Data are the plural of datum. And:
data set : consists of the data relating to a collection of entities, with each entity described in terms of a set of attributes. In its most basic form, a data set is organized in an \(n \cdot m\) data matrix called the analytics record, where \(n\) is the number of entities (rows) and \(m\) is the number of attributes (columns).
8.1 Types of data
Data may be of different types, including nominal, ordinal, and numeric. These have sub-types as well. Nominal types are names for categories, classes, or states of things. Ordinal types are similar to nominal types, except that it is possible to rank or order categories of an ordinal type. Numeric types are measurable quantities we can represent using integer or real values. Numeric types can be measured on an interval scale or a ratio scale. The data attribute type is important as it affects our choice of analyses and visualizations.
Data can also be structured (like a table) or unstructured (more like the words in this document). And data may be in a raw form such as an original count or measurement, or it may be derived, such as an average of multiple measurements, or a functional transformation. Normally, the real value of a data analytics project is in using statistics or modelling “to derive one or more attributes that provide insight into a problem” (Kelleher and Tierney 2018).
Finally, existing data originally for one purpose may be used in an observational study, or we may conduct controlled experiments to generate data.
8.2 Data requires context
But it’s important to understand, on another level what data represents.
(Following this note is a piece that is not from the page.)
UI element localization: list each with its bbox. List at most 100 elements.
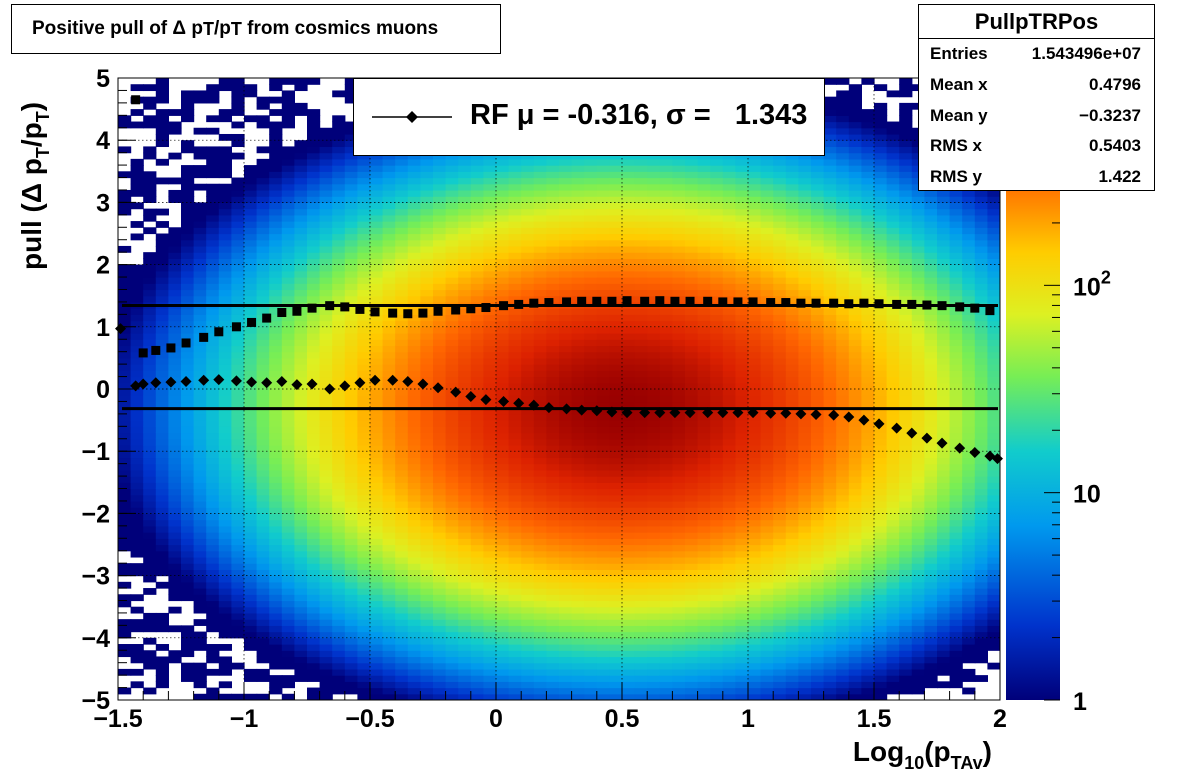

Lupi (2016) offers an interesting and helpful take,
Data represents real life. It is a snapshot of the world in the same way that a picture catches a small moment in time. Numbers are always placeholders for something else, a way to capture a point of view — but sometimes this can get lost.
Data measurements never reveal all aspects relevant to their generation or impact upon our analysis (Loukissas 2019). Loukissas (2019) provides several interesting examples where local information that generated the data matter greatly in whether we can fully understand the recorded, or measured data. His examples include plant data in an arboretum, artifact data in a museum, collection data at a library, information in the news as data, and real estate data. Using these examples, he convincingly argues we need to shift our thinking from data sets to data settings.
8.3 The importance of data context: A baseball example
Let’s consider another example, from baseball. In the game, a batter that hits the pitched ball over the outfield fence between the foul poles scores for his team — he hits a home run. But a batter’s home run count in a season does not tell us the whole story of their ability to hit home runs. Let’s consider some of the context in which a home run occurs. Batters hit a home run pitched by a specific pitcher, in a specific stadium, in specific weather conditions. All of these circumstances (and more) contribute to the existence of a home run event, but that context isn’t typically considered. Sometimes partly, rarely completely.
Perhaps obviously, all pitchers have different abilities to pitch a ball in a way that affects a batter’s ability to hit the ball. Let’s leave that aside for the moment, and consider more concrete context.
In Major League Baseball there are 30 teams, each with its own stadium. But each stadium’s playing field is differently sized than the others, each stadium’s outfield fence has uneven heights, and is different from other stadium fences! To explore this context, in Figure 2.1, hover your cursor over a particular field or fence to link them together and compare with others.
[Interactive visualization code would go here, extracted from introduction.qmd]
You can further explore this context in an award-winning, animated visualization (Vickars 2019, winner Kantar Information is Beautiful Awards 2019). Further, the trajectory of a hit baseball depends heavily on characteristics of the air, including density, wind speed, and direction (Adair 2017). The ball will not travel as far in cold, humid, dense air. And density depends on temperature, altitude, and humidity. Some stadiums have a roof with conditioned air protected somewhat from weather. But most are exposed. Thus, we would learn more about the qualities of a particular batter’s home run if understood in the context of these data.
Other aspects of this game are equally context-dependent. Consider each recorded ball or strike, an event made by the umpire when the batter does not swing at the ball. The umpire’s call is intended to describe location of the ball as it crosses home plate. But errors exist in that measurement. It depends on human perception, for one. We have independent measurements by a radar system (as of 2008). But that too has measurement error we can’t ignore. Firstly, there are 30 separate radar systems, one for each stadium. Secondly, those systems require periodic calibration. And calibration requires, again, human intervention. Moreover, the original radar systems installed in these stadiums in 2007 are no longer used. Different systems have been installed and used in their place. Thus, to fully understand the historical location of each pitched baseball and outcome means we must research and investigate these systems.
So when we really want to understand an event and compare among events (comparison is crucial for meaning), context matters. We’ve seen this in the baseball example, and in Loukissas’s several fascinating case study examples with many types of data. When we communicate about data, we should consider context, data settings.